TUNIS, 24 May 2004 — Arab leaders adopted an unprecedented joint pledge here yesterday to promote political reform and fight terrorism, while also seeking international support to end conflicts in the volatile region.
The leaders, expected to present the pledge to a G-8 summit next month, also condemned attacks on “civilians without discrimination,” referring to both Israelis and Palestinians.
The 13-point reform document approved yesterday said Arab leaders were determined to pursue and intensify the process of political, economic, social and educational reform, but according to their own national and cultural requirements, their religious values and their own “possibilities.” Other points called for fighting terrorism and expanding the bases of democracy and promoting human rights, as well as women’s rights.
In its preamble, the document links reforms to a just settlement of the conflicts facing the region, particularly the Israeli-Palestinian conflict.
“Now we have the first collective government commitment to reform,” an Arab minister attending the summit said.

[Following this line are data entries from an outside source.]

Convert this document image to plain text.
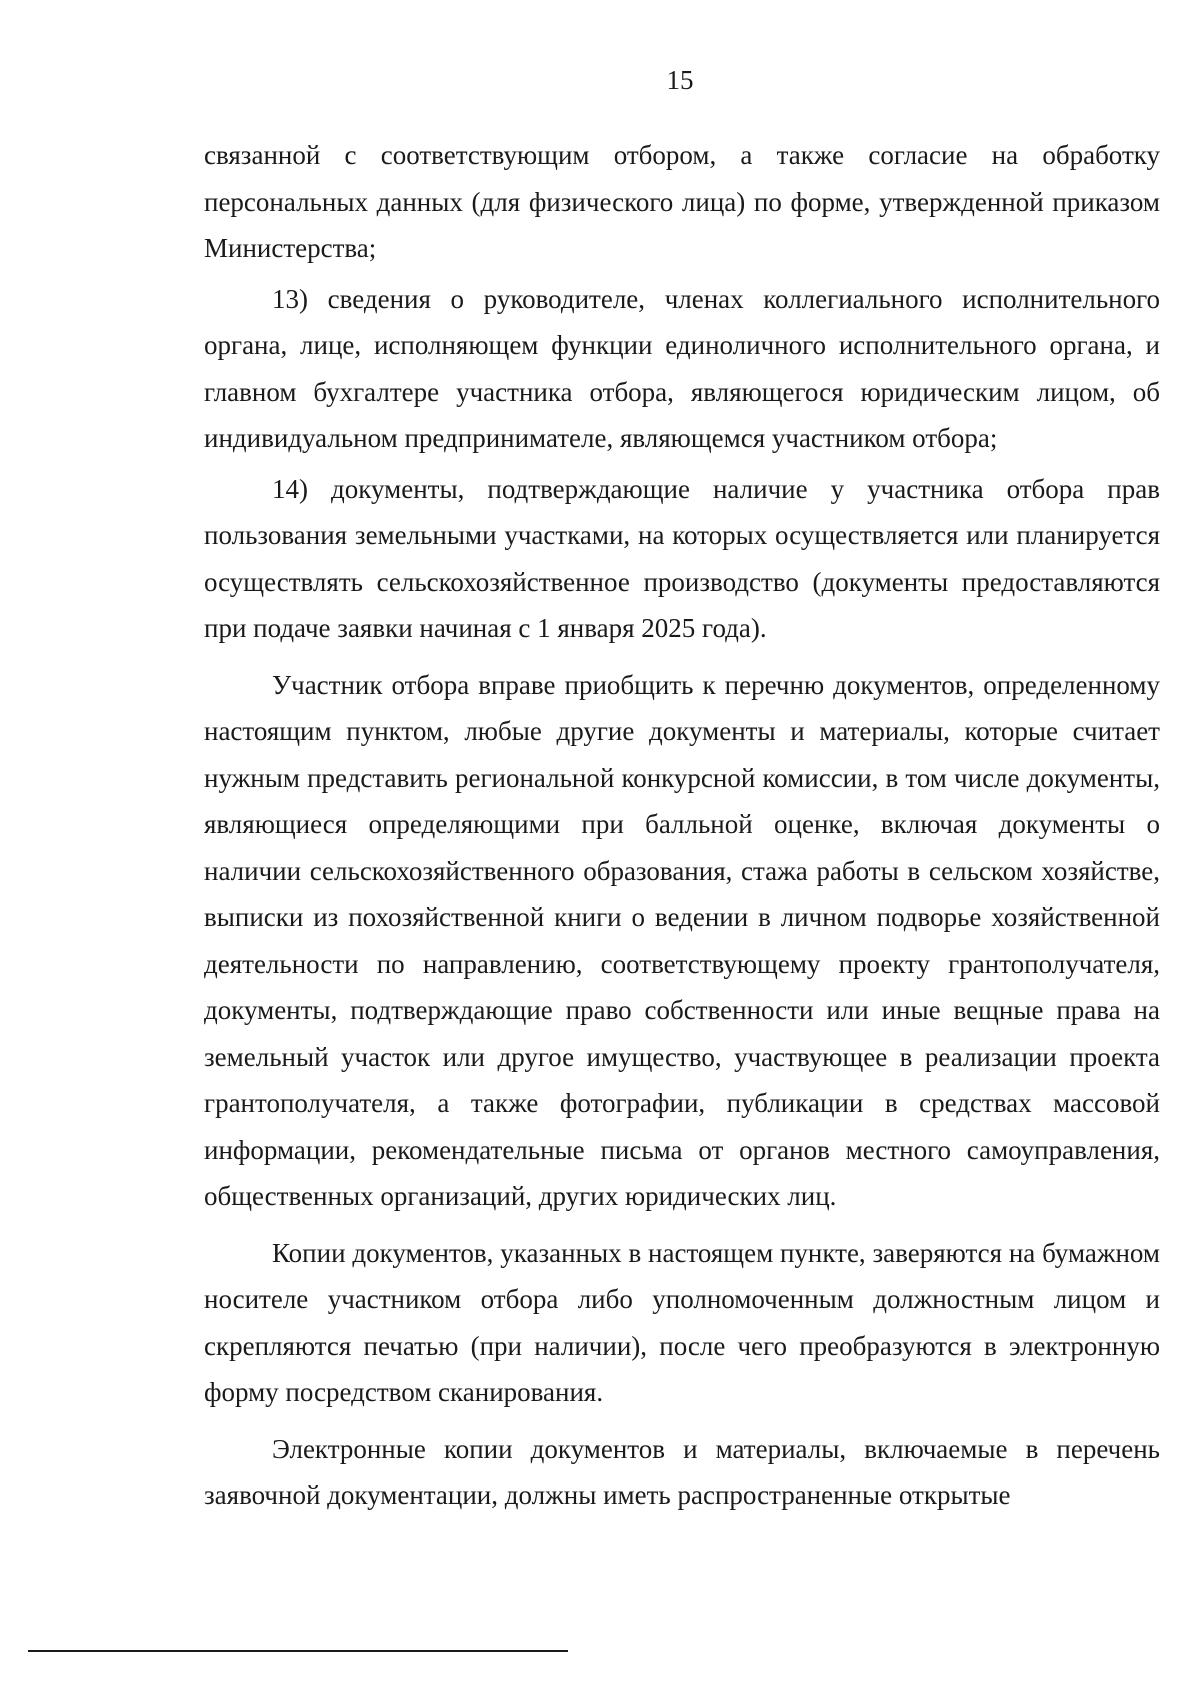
15

связанной с соответствующим отбором, а также согласие на обработку персональных данных (для физического лица) по форме, утвержденной приказом Министерства;

13) сведения о руководителе, членах коллегиального исполнительного органа, лице, исполняющем функции единоличного исполнительного органа, и главном бухгалтере участника отбора, являющегося юридическим лицом, об индивидуальном предпринимателе, являющемся участником отбора;

14) документы, подтверждающие наличие у участника отбора прав пользования земельными участками, на которых осуществляется или планируется осуществлять сельскохозяйственное производство (документы предоставляются при подаче заявки начиная с 1 января 2025 года).

Участник отбора вправе приобщить к перечню документов, определенному настоящим пунктом, любые другие документы и материалы, которые считает нужным представить региональной конкурсной комиссии, в том числе документы, являющиеся определяющими при балльной оценке, включая документы о наличии сельскохозяйственного образования, стажа работы в сельском хозяйстве, выписки из похозяйственной книги о ведении в личном подворье хозяйственной деятельности по направлению, соответствующему проекту грантополучателя, документы, подтверждающие право собственности или иные вещные права на земельный участок или другое имущество, участвующее в реализации проекта грантополучателя, а также фотографии, публикации в средствах массовой информации, рекомендательные письма от органов местного самоуправления, общественных организаций, других юридических лиц.

Копии документов, указанных в настоящем пункте, заверяются на бумажном носителе участником отбора либо уполномоченным должностным лицом и скрепляются печатью (при наличии), после чего преобразуются в электронную форму посредством сканирования.

Электронные копии документов и материалы, включаемые в перечень заявочной документации, должны иметь распространенные открытые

“The consensus that emerged was very good given the political and social scene in the Arab world,” the minister said.
The rescheduled two-day summit, delayed for eight weeks after Tunisia abruptly canceled it amid a row over reform proposals, opened amid popular Arab rage over the abuse of Iraqis at US-run prisons in Iraq and deadly Israeli military raids in the Gaza Strip.
The summit was marred on its opening day when Libyan leader Muammar Qaddafi walked out.

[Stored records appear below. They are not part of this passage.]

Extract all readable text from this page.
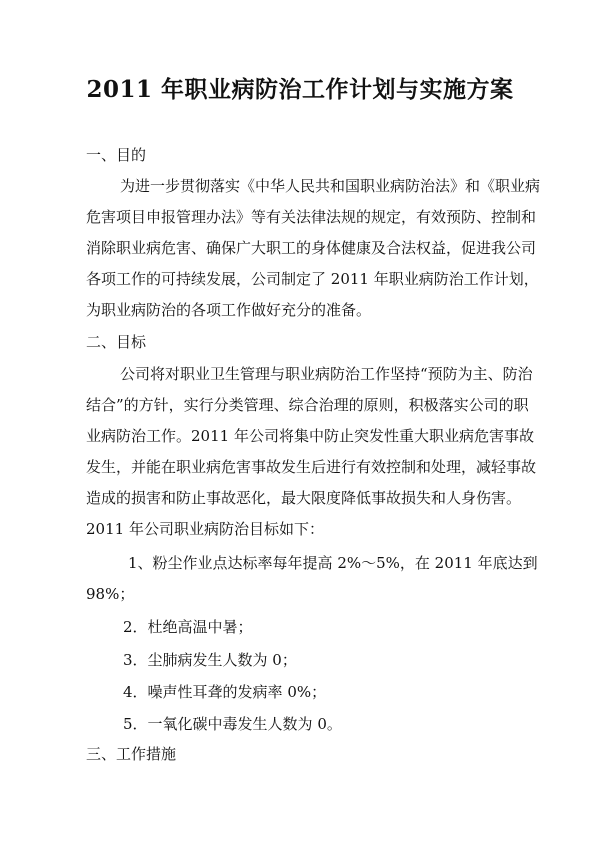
2011 年职业病防治工作计划与实施方案
一、目的
为进一步贯彻落实《中华人民共和国职业病防治法》和《职业病
危害项目申报管理办法》等有关法律法规的规定，有效预防、控制和
消除职业病危害、确保广大职工的身体健康及合法权益，促进我公司
各项工作的可持续发展，公司制定了 2011 年职业病防治工作计划，
为职业病防治的各项工作做好充分的准备。
二、目标
公司将对职业卫生管理与职业病防治工作坚持“预防为主、防治
结合”的方针，实行分类管理、综合治理的原则，积极落实公司的职
业病防治工作。2011 年公司将集中防止突发性重大职业病危害事故
发生，并能在职业病危害事故发生后进行有效控制和处理，减轻事故
造成的损害和防止事故恶化，最大限度降低事故损失和人身伤害。
2011 年公司职业病防治目标如下：
1、粉尘作业点达标率每年提高 2%～5%，在 2011 年底达到
98%；
2．杜绝高温中暑；
3．尘肺病发生人数为 0；
4．噪声性耳聋的发病率 0%；
5．一氧化碳中毒发生人数为 0。
三、工作措施
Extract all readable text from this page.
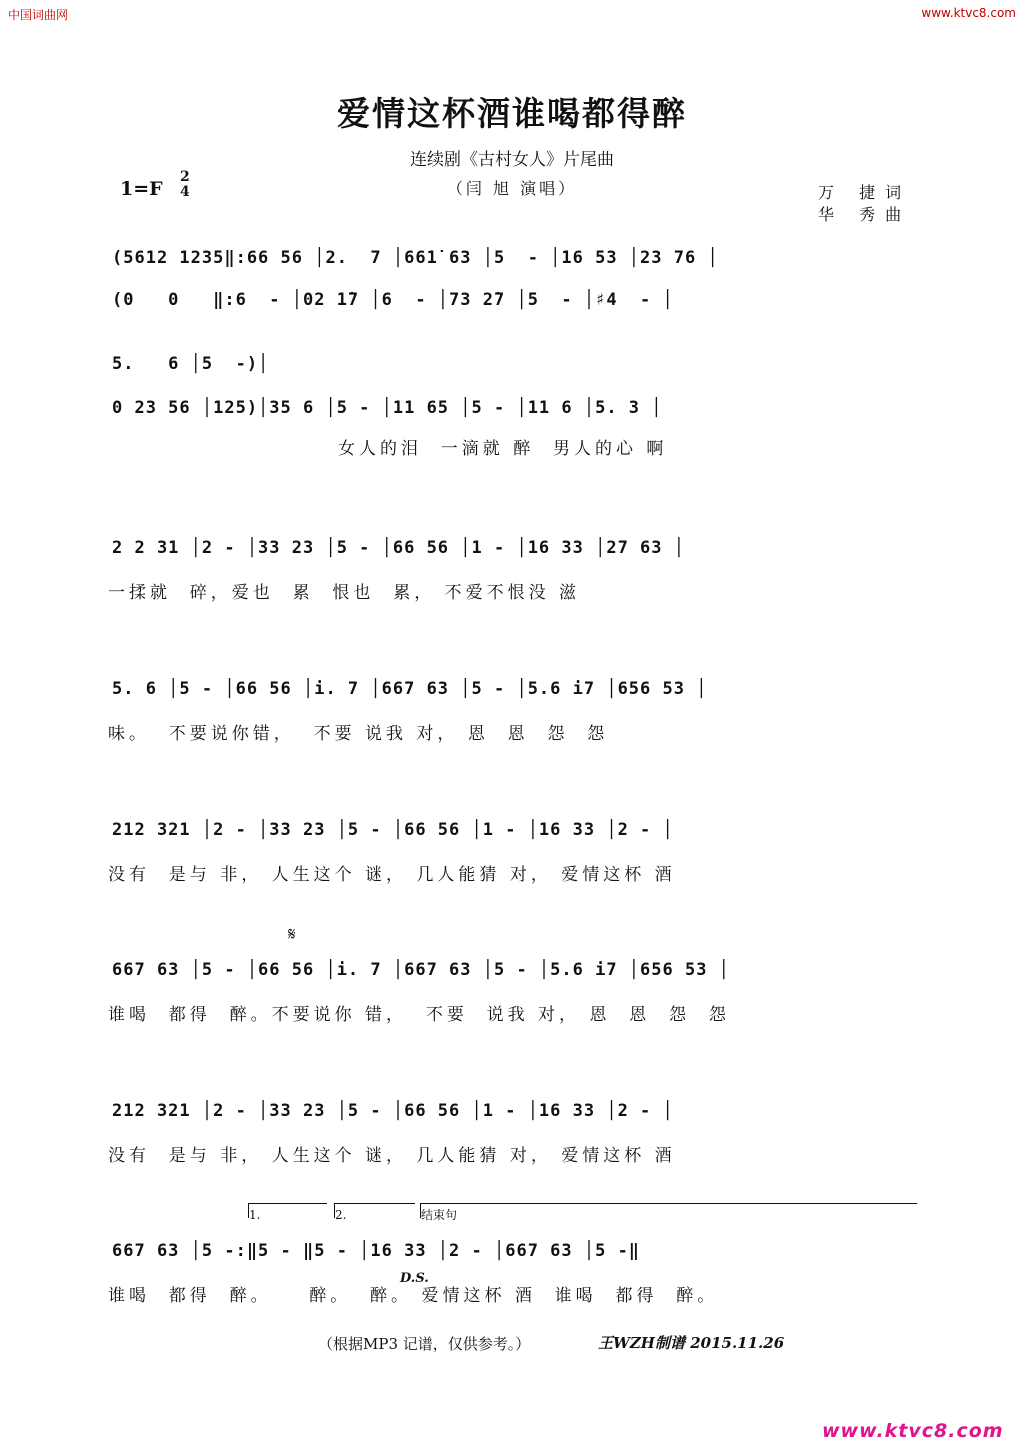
中国词曲网	www.ktvc8.com
爱情这杯酒谁喝都得醉
连续剧《古村女人》片尾曲
（闫 旭 演唱）
1=F
2
4	万 捷词
华 秀曲
(5612 1235‖:66 56 │2.  7 │661̇ 63 │5  - │16 53 │23 76 │
(0   0   ‖:6  - │02 1̇7 │6  - │73 2̇7 │5  - │♯4  - │
5.   6 │5  -)│
0 23 56 │125)│35 6 │5 - │11 65 │5 - │11 6 │5. 3 │
女人的泪  一滴就 醉  男人的心 啊
2 2 31 │2 - │33 23 │5 - │66 56 │1 - │16 33 │27 63 │
一揉就  碎，爱也  累  恨也  累， 不爱不恨没 滋
5. 6 │5 - │66 56 │i. 7 │667 63 │5 - │5.6 i7 │656 53 │
味。  不要说你错，  不要 说我 对， 恩  恩  怨  怨
212 321 │2 - │33 23 │5 - │66 56 │1 - │16 33 │2 - │
没有  是与 非， 人生这个 谜， 几人能猜 对， 爱情这杯 酒
𝄋
667 63 │5 - │66 56 │i. 7 │667 63 │5 - │5.6 i7 │656 53 │
谁喝  都得  醉。不要说你 错，  不要  说我 对， 恩  恩  怨  怨
212 321 │2 - │33 23 │5 - │66 56 │1 - │16 33 │2 - │
没有  是与 非， 人生这个 谜， 几人能猜 对， 爱情这杯 酒
1.	2.	结束句
667 63 │5 -:‖5 - ‖5 - │16 33 │2 - │667 63 │5 -‖
D.S.
谁喝  都得  醉。    醉。  醉。 爱情这杯 酒  谁喝  都得  醉。
（根据MP3 记谱，仅供参考。）	王WZH制谱 2015.11.26
www.ktvc8.com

However, the Libyan delegation appeared to have approved the reform document.
No formal mandate was given to Egypt and other Arab countries to discuss the reform plan with the international community because of opposition from Syria, delegates said.
However, at next month’s G-8 summit of the world’s leading industrialized nations plus Russia in the US state of Georgia, representatives of Arab countries will discuss the plan with the international community.

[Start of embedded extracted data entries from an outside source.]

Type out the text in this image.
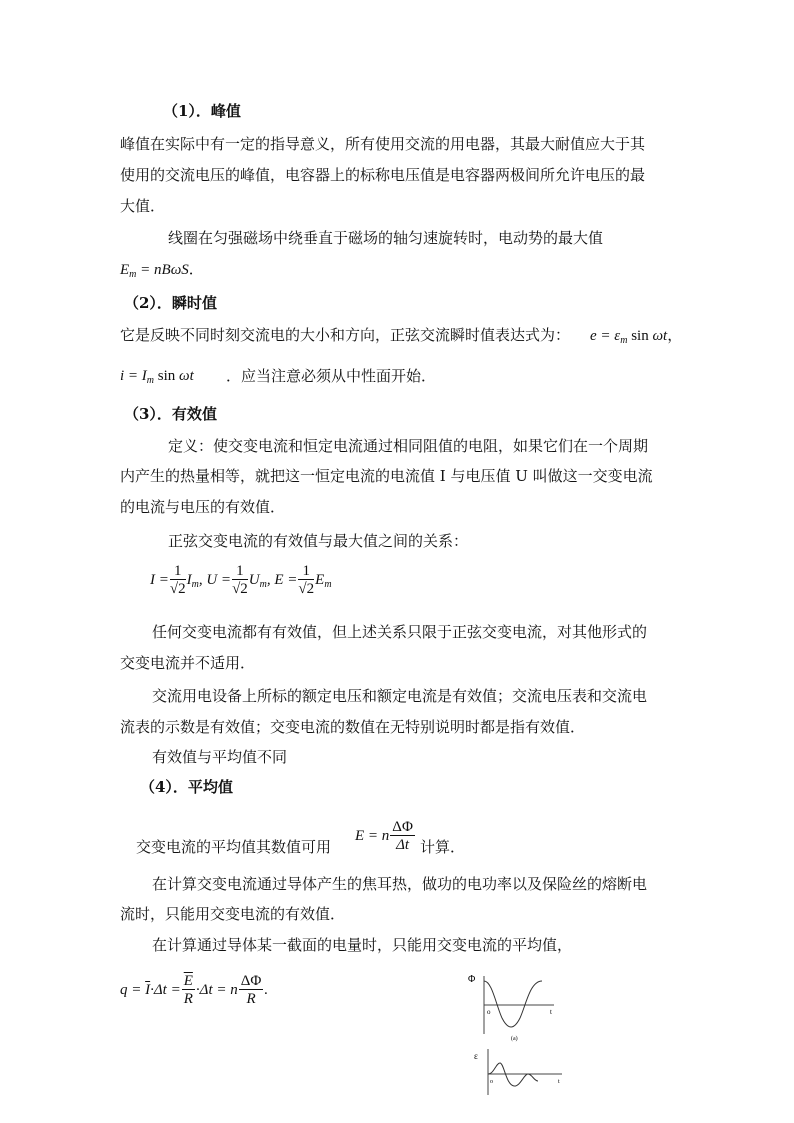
（1）．峰值
峰值在实际中有一定的指导意义，所有使用交流的用电器，其最大耐值应大于其
使用的交流电压的峰值，电容器上的标称电压值是电容器两极间所允许电压的最
大值．
线圈在匀强磁场中绕垂直于磁场的轴匀速旋转时，电动势的最大值
$E_m = nB\omega S$．
（2）．瞬时值
它是反映不同时刻交流电的大小和方向，正弦交流瞬时值表达式为： $e = \varepsilon_m$ sin ωt，
$i = I_m$ sin ωt ．应当注意必须从中性面开始．
（3）．有效值
定义：使交变电流和恒定电流通过相同阻值的电阻，如果它们在一个周期
内产生的热量相等，就把这一恒定电流的电流值 I 与电压值 U 叫做这一交变电流
的电流与电压的有效值．
正弦交变电流的有效值与最大值之间的关系：
$I = \frac{1}{√2} I_m$, $U = \frac{1}{√2} U_m$, $E = \frac{1}{√2} E_m$
任何交变电流都有有效值，但上述关系只限于正弦交变电流，对其他形式的
交变电流并不适用．
交流用电设备上所标的额定电压和额定电流是有效值；交流电压表和交流电
流表的示数是有效值；交变电流的数值在无特别说明时都是指有效值．
有效值与平均值不同
（4）．平均值
交变电流的平均值其数值可用
E = n $\frac{\Delta\Phi}{\Delta t}$ 计算．
在计算交变电流通过导体产生的焦耳热，做功的电功率以及保险丝的熔断电
流时，只能用交变电流的有效值．
在计算通过导体某一截面的电量时，只能用交变电流的平均值，
$q = \overline{I}\cdot\Delta t = \frac{\overline{E}}{R} \cdot\Delta t = n \frac{\Delta\Phi}{R}$ .
Φ
o	t
(a)
ε
o	t
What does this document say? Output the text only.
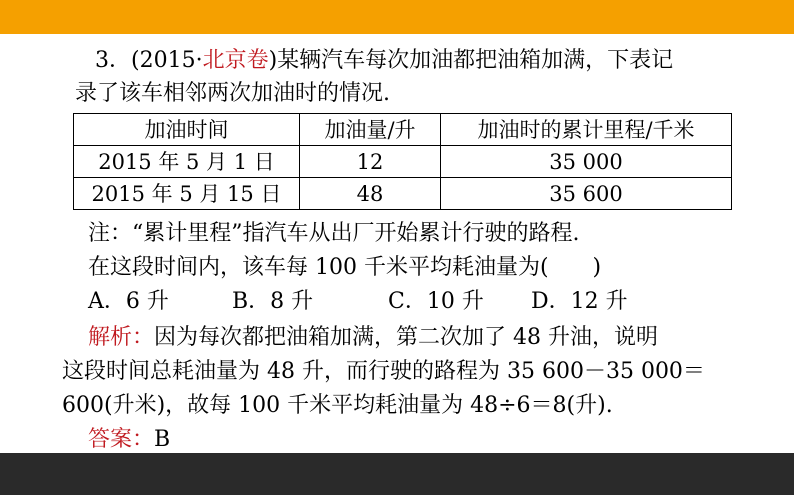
3．(2015·北京卷)某辆汽车每次加油都把油箱加满，下表记
录了该车相邻两次加油时的情况.
加油时间	加油量/升	加油时的累计里程/千米
2015 年 5 月 1 日	12	35 000
2015 年 5 月 15 日	48	35 600
注：“累计里程”指汽车从出厂开始累计行驶的路程.
在这段时间内，该车每 100 千米平均耗油量为(　　)
A．6 升	B．8 升	C．10 升 D．12 升
解析：因为每次都把油箱加满，第二次加了 48 升油，说明
这段时间总耗油量为 48 升，而行驶的路程为 35 600－35 000＝
600(升米)，故每 100 千米平均耗油量为 48÷6＝8(升).
答案：B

Washington wants to use the G-8 summit to launch the Greater Middle East Initiative which aims to boost cooperation among the United States, G-8, European Union and NATO in backing political and economic reform in the Arab and Muslim countries.
Washington sees such reforms as essential to easing the political frustration blamed for fostering anti-American feelings.
However, the Arab minister who asked not to be named said “the Arabs managed to agree on this resolution in order to undercut any chance by the G-8 to issue their own statement demanding reform.”
Unlike previous summits since the Arab League’s creation in 1945, Arab leaders for the first time declared their commitment to implement the organization’s decisions, which have been criticized in the past as ineffective and lacking the mechanism for enforcement. “We are dead serious about the implementation,” Foreign Minister Habib Ben Yahya of host Tunisia stressed at a news conference. The leaders agreed to the document entitled “Pledge of Accord and Solidarity,” which commits them to implementing Arab League decisions “to guarantee a better future for the Arab countries and their peoples and to avoid the ordeals of sedition, division and infighting.”